Shelton, Paula Young. Child of the Civil Rights Movement. Illus. by Raul Colon. Schwartz & Wade, 2009. Ages 5-9.

This first-time author is a daughter of Civil Rights leader Andrew Young and a first-grade teacher, experiences that enrich her engaging, child-friendly true story. Using simple, rhythmic language, she describes how her family moves from New York to Atlanta to work for the end of “Jim Crow, / where whites could / but blacks could not”). Famous leaders in the movement, including Martin Luther King, Jr., are not cast as distant gods but as folks who ate and laughed and prayed together. Colón’s soft-colored pencil-and-wash illustrations evoke the affection shared among the activists. Children will laugh upon learning of Shelton’s first protest: She sat on the floor and wailed when a Holiday Inn restaurant in Atlanta refused to serve her family.  One aspect that particularly recommends this book to children is its hopeful, positive tone, with its emphasis on community and respect. The story’s triumphant end shows Paula and her family joining the world-changing march from Selma to Montgomery. A brief bibliography and biographical notes provide additional information.

Other Recommended Titles for Martin Luther King, Jr. Day. Leave a comment to share your favorite children’s book related to MLK!

Michelson, Richard.  As Good as Anybody:Martin Luther King and Abraham Joshua Heschel’s Amazing March Toward Freedom. Illus. by Raul Colón. Knopf, 2008. Ages 6-10. Michelson provides an interesting perspective in this 2009 Sydney Taylor Book Award winner. He focuses on two peaceful heroes: Dr. Martin Luther King, Jr. and an ally, Rabbi Abraham Joshua Heschel. Michelson invites readers to consider the parallels between the two leaders and their experiences. Both experienced hostility and prejudice in their homeland. Both overcame it with love, faith, and wisdom. Colón’s illustrations illuminate both the individual experiences (King’s story features an earthy palette, Heschel’s a blue one) and the similarities, as when he depicts the hateful signs that say “Whites Only” and then the ones proclaiming “No Jews Allowed.” In the final pages, the colors blend together, showcasing the diverse people who joined the march from Selma to Montgomery in 1965.

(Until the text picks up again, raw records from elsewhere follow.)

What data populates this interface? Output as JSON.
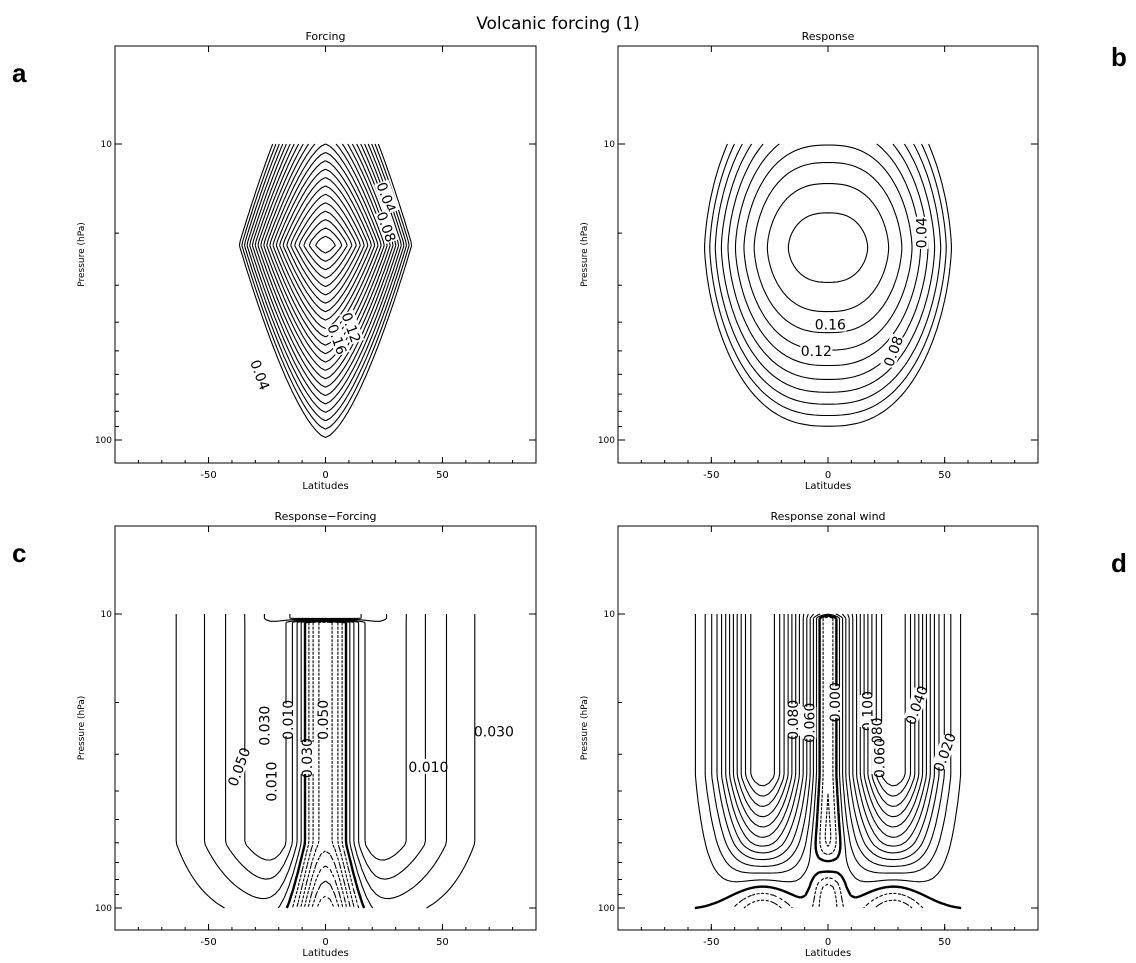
{
  "figure_title": "Volcanic forcing  (1)",
  "panel_letters": [
    "a",
    "b",
    "c",
    "d"
  ],
  "chart_data": [
    {
      "type": "contour",
      "panel": "a",
      "title": "Forcing",
      "xlabel": "Latitudes",
      "ylabel": "Pressure (hPa)",
      "xlim": [
        -90,
        90
      ],
      "ylim": [
        100,
        10
      ],
      "y_scale": "log",
      "x_ticks": [
        "-50",
        "0",
        "50"
      ],
      "y_ticks": [
        "10",
        "100"
      ],
      "contour_labels": [
        "0.04",
        "0.08",
        "0.04",
        "0.12",
        "0.16"
      ],
      "contour_levels": [
        0.01,
        0.02,
        0.03,
        0.04,
        0.05,
        0.06,
        0.07,
        0.08,
        0.09,
        0.1,
        0.11,
        0.12,
        0.13,
        0.14,
        0.15,
        0.16,
        0.17,
        0.18,
        0.19,
        0.2,
        0.21,
        0.22,
        0.23
      ],
      "field": {
        "peak_lat": 0,
        "peak_pressure": 22,
        "max_value": 0.24,
        "lat_halfwidth": 38
      }
    },
    {
      "type": "contour",
      "panel": "b",
      "title": "Response",
      "xlabel": "Latitudes",
      "ylabel": "Pressure (hPa)",
      "xlim": [
        -90,
        90
      ],
      "ylim": [
        100,
        10
      ],
      "y_scale": "log",
      "x_ticks": [
        "-50",
        "0",
        "50"
      ],
      "y_ticks": [
        "10",
        "100"
      ],
      "contour_labels": [
        "0.04",
        "0.16",
        "0.12",
        "0.08"
      ],
      "contour_levels": [
        0.02,
        0.04,
        0.06,
        0.08,
        0.1,
        0.12,
        0.14,
        0.16,
        0.18,
        0.2
      ],
      "field": {
        "peak_lat": 0,
        "peak_pressure": 22,
        "max_value": 0.21
      }
    },
    {
      "type": "contour",
      "panel": "c",
      "title": "Response−Forcing",
      "xlabel": "Latitudes",
      "ylabel": "Pressure (hPa)",
      "xlim": [
        -90,
        90
      ],
      "ylim": [
        100,
        10
      ],
      "y_scale": "log",
      "x_ticks": [
        "-50",
        "0",
        "50"
      ],
      "y_ticks": [
        "10",
        "100"
      ],
      "contour_labels": [
        "0.050",
        "0.030",
        "0.010",
        "0.030",
        "0.050",
        "0.010",
        "0.030",
        "0.010"
      ],
      "negative_contours": "dashed",
      "contour_levels_positive": [
        0.01,
        0.02,
        0.03,
        0.04,
        0.05,
        0.06
      ],
      "contour_levels_negative": [
        -0.01,
        -0.02,
        -0.03,
        -0.04,
        -0.05,
        -0.06,
        -0.07,
        -0.08,
        -0.09
      ]
    },
    {
      "type": "contour",
      "panel": "d",
      "title": "Response zonal wind",
      "xlabel": "Latitudes",
      "ylabel": "Pressure (hPa)",
      "xlim": [
        -90,
        90
      ],
      "ylim": [
        100,
        10
      ],
      "y_scale": "log",
      "x_ticks": [
        "-50",
        "0",
        "50"
      ],
      "y_ticks": [
        "10",
        "100"
      ],
      "contour_labels": [
        "0.000",
        "0.100",
        "0.080",
        "0.060",
        "0.040",
        "0.020",
        "0.060",
        "0.080"
      ],
      "negative_contours": "dashed",
      "contour_levels_positive": [
        0.01,
        0.02,
        0.03,
        0.04,
        0.05,
        0.06,
        0.07,
        0.08,
        0.09,
        0.1,
        0.11,
        0.12
      ],
      "contour_levels_negative": [
        -0.01,
        -0.02
      ]
    }
  ]
}
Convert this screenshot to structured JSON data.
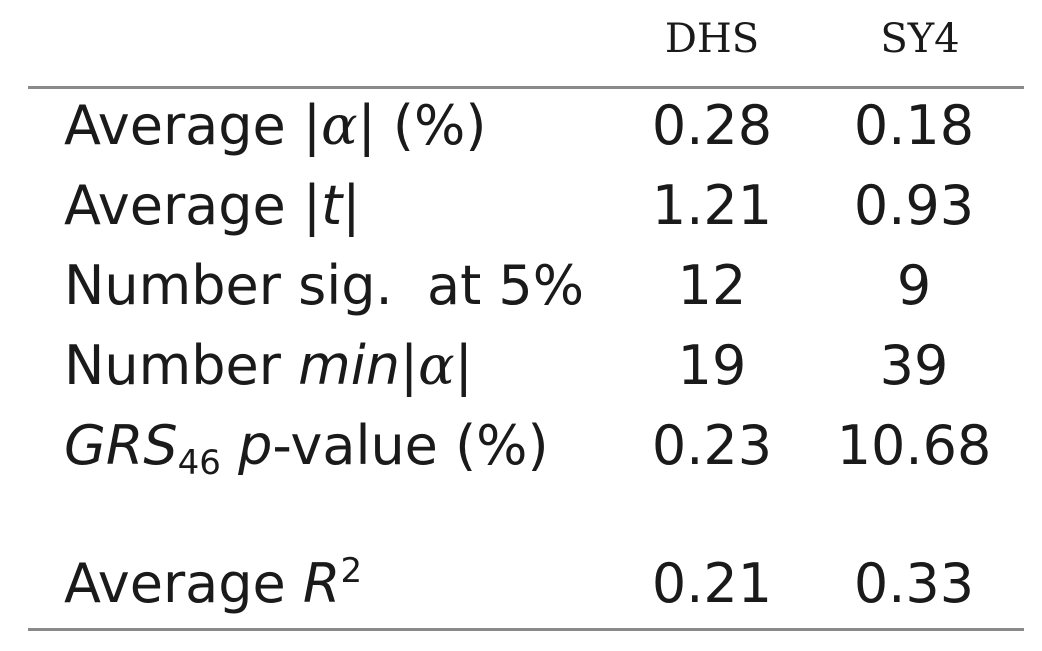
{
  "headers": {
    "col1": "DHS",
    "col2": "SY4"
  },
  "rows": [
    {
      "label_pre": "Average |",
      "label_greek": "α",
      "label_post": "| (%)",
      "col1": "0.28",
      "col2": "0.18"
    },
    {
      "label_pre": "Average |",
      "label_italic": "t",
      "label_post": "|",
      "col1": "1.21",
      "col2": "0.93"
    },
    {
      "label": "Number sig.  at 5%",
      "col1": "12",
      "col2": "9"
    },
    {
      "label_pre": "Number ",
      "label_italic": "min",
      "label_mid": "|",
      "label_greek": "α",
      "label_post": "|",
      "col1": "19",
      "col2": "39"
    },
    {
      "label_italic": "GRS",
      "label_sub": "46",
      "label_italic2": "p",
      "label_post": "-value (%)",
      "col1": "0.23",
      "col2": "10.68"
    },
    {
      "label_pre": "Average ",
      "label_italic": "R",
      "label_sup": "2",
      "col1": "0.21",
      "col2": "0.33"
    }
  ]
}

Rappaport, Doreen. Martin’s Big Words. Jump at the Sun, 2001. Illus. by Bryan Collier. Ages 5-10. Rappaport weaves her own well-chosen words with those of King’s, resulting in a concise, poetic, and respectful picture-book biography of King. Teaming up with Collier was an inspired touch, as his amazing painted collages lend this book so much power and beauty. Martin’s Big Words won both the Coretta Scott King Honor and the Caldecott Honor for its stellar illustrations.